In the latest edition of its half-yearly Financial Stability Report (FSR), the Reserve Bank of India (RBI) has pointed out that global risks and domestic macroeconomic risks continue to be the two most important factors affecting the stability of the Indian financial system. While there might not be anything new in that observation — recent FSRs have emphasised much the same factors — the June report has been prepared in the shadow of major debates about the appropriateness, timing and pace of the U.S. Federal Reserve’s impending decision to end its highly unconventional monetary policies. This expectation has created tremors in financial markets across the globe. The rupee tumbled against the dollar to fall below Rs.60 simply on the basis of unconfirmed reports that the Fed would be phasing out its ultrasoft monetary policy sooner than expected. Practically all major emerging markets have witnessed large-scale sell-offs in their currency, bond and equity markets. India’s external sector vulnerabilities have been exposed. A critical and even fatal dependence on fleet-footed capital flows is in evidence along with the paucity of policy measures to shore up the balance of payments on a more sustained basis. Two reports released on the same day as the FSR — a snapshot of external debt as of end March 2013 and the balance of payments assessment during the last quarter of 2012-13 — are not encouraging.

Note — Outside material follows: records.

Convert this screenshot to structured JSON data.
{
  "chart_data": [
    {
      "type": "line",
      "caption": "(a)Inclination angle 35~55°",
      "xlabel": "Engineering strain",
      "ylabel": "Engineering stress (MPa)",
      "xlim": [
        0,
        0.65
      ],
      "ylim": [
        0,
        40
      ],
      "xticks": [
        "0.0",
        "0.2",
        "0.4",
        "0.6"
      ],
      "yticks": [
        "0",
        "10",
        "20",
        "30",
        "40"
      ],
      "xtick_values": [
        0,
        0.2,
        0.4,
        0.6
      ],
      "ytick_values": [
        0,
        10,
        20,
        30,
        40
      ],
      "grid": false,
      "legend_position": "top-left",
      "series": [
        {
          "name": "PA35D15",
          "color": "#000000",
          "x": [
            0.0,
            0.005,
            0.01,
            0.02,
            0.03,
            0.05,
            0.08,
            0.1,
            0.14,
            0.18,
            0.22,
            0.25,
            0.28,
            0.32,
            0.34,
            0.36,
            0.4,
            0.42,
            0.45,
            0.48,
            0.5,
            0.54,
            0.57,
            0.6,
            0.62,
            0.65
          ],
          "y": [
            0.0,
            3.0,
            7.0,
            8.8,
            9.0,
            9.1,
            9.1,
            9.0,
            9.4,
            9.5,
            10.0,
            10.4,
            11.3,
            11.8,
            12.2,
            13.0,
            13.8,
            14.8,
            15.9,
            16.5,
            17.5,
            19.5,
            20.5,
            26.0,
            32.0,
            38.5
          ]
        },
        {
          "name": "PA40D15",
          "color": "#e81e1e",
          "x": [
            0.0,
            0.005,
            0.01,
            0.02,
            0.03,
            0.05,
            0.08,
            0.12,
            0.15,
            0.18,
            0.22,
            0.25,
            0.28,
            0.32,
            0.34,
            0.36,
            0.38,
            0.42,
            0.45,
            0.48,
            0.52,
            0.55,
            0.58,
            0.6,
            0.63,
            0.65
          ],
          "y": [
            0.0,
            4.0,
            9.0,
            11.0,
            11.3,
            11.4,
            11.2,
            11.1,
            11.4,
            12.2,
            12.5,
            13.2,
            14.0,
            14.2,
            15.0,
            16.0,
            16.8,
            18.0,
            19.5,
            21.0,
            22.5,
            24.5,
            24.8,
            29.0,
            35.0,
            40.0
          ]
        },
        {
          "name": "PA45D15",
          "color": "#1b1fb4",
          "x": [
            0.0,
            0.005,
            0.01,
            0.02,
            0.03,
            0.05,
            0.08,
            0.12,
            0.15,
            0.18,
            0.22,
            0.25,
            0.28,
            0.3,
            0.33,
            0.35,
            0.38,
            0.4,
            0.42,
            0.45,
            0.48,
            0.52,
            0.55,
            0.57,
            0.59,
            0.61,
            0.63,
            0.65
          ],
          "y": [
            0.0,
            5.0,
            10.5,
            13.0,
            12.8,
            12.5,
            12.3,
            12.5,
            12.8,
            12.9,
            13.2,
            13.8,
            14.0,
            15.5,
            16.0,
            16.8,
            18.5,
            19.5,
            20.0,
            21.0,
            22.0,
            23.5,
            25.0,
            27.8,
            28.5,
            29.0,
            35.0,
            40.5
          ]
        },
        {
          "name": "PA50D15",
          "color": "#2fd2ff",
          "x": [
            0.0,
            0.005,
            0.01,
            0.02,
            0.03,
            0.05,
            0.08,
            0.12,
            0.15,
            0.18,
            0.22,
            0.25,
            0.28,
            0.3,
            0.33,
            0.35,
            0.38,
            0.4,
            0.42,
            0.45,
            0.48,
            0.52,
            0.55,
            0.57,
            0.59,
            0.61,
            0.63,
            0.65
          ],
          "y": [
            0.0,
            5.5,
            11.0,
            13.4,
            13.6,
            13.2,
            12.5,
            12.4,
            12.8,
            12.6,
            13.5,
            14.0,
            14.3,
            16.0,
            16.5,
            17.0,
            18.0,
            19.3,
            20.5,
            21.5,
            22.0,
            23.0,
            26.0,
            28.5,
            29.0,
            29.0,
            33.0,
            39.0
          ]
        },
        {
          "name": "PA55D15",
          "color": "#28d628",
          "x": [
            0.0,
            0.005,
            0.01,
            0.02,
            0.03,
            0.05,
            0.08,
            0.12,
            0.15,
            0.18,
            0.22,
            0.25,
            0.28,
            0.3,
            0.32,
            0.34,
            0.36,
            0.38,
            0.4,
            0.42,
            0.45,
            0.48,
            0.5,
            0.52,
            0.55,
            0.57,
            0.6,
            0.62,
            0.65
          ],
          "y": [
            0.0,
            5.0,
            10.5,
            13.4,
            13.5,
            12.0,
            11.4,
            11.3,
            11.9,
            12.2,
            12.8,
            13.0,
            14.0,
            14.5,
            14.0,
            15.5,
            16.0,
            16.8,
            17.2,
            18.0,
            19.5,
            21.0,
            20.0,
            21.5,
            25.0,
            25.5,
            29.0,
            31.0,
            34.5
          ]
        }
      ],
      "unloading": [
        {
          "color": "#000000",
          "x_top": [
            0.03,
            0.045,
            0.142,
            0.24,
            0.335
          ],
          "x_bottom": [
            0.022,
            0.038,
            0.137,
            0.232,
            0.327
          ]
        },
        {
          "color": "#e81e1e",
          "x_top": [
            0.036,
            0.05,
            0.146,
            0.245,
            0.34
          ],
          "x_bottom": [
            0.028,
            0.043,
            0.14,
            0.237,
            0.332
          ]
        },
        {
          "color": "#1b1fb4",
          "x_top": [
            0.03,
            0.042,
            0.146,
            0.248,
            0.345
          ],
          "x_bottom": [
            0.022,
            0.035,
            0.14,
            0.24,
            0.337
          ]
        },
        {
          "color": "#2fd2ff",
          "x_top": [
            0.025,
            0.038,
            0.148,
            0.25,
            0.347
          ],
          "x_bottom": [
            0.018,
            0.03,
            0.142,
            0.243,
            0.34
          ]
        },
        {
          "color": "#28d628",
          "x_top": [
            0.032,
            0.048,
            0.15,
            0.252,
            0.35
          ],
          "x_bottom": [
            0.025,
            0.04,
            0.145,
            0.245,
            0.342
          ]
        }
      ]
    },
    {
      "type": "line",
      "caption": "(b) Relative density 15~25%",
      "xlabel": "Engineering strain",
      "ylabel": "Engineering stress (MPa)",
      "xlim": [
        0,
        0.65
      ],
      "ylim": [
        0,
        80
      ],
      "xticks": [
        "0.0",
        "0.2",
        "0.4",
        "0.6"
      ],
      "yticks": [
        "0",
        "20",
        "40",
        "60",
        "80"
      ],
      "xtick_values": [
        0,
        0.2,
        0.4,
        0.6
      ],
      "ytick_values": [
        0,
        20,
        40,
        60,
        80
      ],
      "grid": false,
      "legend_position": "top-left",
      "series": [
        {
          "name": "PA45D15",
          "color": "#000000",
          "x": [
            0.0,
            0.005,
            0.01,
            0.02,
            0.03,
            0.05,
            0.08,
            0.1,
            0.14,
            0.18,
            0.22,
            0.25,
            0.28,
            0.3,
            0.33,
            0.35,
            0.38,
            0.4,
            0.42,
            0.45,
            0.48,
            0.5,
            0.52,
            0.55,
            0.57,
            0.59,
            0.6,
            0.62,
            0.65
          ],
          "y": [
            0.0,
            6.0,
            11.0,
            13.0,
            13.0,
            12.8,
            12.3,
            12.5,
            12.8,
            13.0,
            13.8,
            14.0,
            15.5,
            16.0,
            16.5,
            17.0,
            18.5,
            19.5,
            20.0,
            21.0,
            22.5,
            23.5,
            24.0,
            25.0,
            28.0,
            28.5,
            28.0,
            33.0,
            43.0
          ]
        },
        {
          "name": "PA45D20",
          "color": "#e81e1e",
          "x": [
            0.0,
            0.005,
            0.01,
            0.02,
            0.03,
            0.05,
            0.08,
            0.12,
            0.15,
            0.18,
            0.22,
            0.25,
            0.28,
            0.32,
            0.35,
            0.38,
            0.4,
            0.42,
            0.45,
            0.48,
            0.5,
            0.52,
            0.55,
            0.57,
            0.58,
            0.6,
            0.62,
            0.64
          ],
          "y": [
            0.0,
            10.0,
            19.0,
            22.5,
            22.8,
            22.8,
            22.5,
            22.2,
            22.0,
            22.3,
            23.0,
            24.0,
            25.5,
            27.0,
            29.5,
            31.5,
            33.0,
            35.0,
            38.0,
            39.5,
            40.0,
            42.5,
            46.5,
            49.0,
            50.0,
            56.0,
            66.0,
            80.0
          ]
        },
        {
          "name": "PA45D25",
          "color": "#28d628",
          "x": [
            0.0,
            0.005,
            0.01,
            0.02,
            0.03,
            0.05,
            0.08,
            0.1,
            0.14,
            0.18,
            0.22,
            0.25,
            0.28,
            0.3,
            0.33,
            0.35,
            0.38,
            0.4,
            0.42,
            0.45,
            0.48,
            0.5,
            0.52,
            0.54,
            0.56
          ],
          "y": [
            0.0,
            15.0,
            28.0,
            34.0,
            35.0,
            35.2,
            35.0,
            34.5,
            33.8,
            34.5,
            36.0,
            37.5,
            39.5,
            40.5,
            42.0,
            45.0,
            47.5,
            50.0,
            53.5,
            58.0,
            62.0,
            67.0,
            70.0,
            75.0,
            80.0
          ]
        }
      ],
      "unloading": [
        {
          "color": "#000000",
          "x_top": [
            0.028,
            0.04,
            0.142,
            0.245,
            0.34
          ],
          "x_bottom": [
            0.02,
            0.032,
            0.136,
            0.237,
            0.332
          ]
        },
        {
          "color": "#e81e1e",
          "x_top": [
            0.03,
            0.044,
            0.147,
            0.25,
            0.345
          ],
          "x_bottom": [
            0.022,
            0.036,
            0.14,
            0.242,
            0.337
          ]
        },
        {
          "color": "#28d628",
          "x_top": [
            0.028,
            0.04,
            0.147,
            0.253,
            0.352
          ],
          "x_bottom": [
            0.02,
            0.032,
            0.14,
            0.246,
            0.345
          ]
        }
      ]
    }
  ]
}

India’s external debt has risen by nearly 13 per cent over March 2012. Quite disconcertingly, there is an unhealthy bunching up of short-term loans due for repayment by March 2014. The current account deficit remains high at 4.8 per cent of GDP and has been a major factor behind the rupee’s recent depreciation. Many corporates who borrowed abroad have been reckless in not hedging their exchange rate risks and are thus contributing to macroeconomic instability. Risks to the banking sector have increased marginally over the past six months, with tight liquidity and deteriorating asset quality being the main causes. In the RBI’s estimate, if current macroeconomic conditions continue, the credit quality of banks could deteriorate but all of them have enough capital to withstand pressures. Life insurance products are dominated by single premium policies. There are question marks over the funding of some of the newly defined benefit plans and these could strain the insurers on the maturity dates. In an obvious reference to recent scams in certain banks, the FSR cites instances of mis-selling financial products, mostly insurance products and other wealth management services. The overall message from the seventh FSR is that while the financial system is stable for now, it faces increased risks from home and abroad.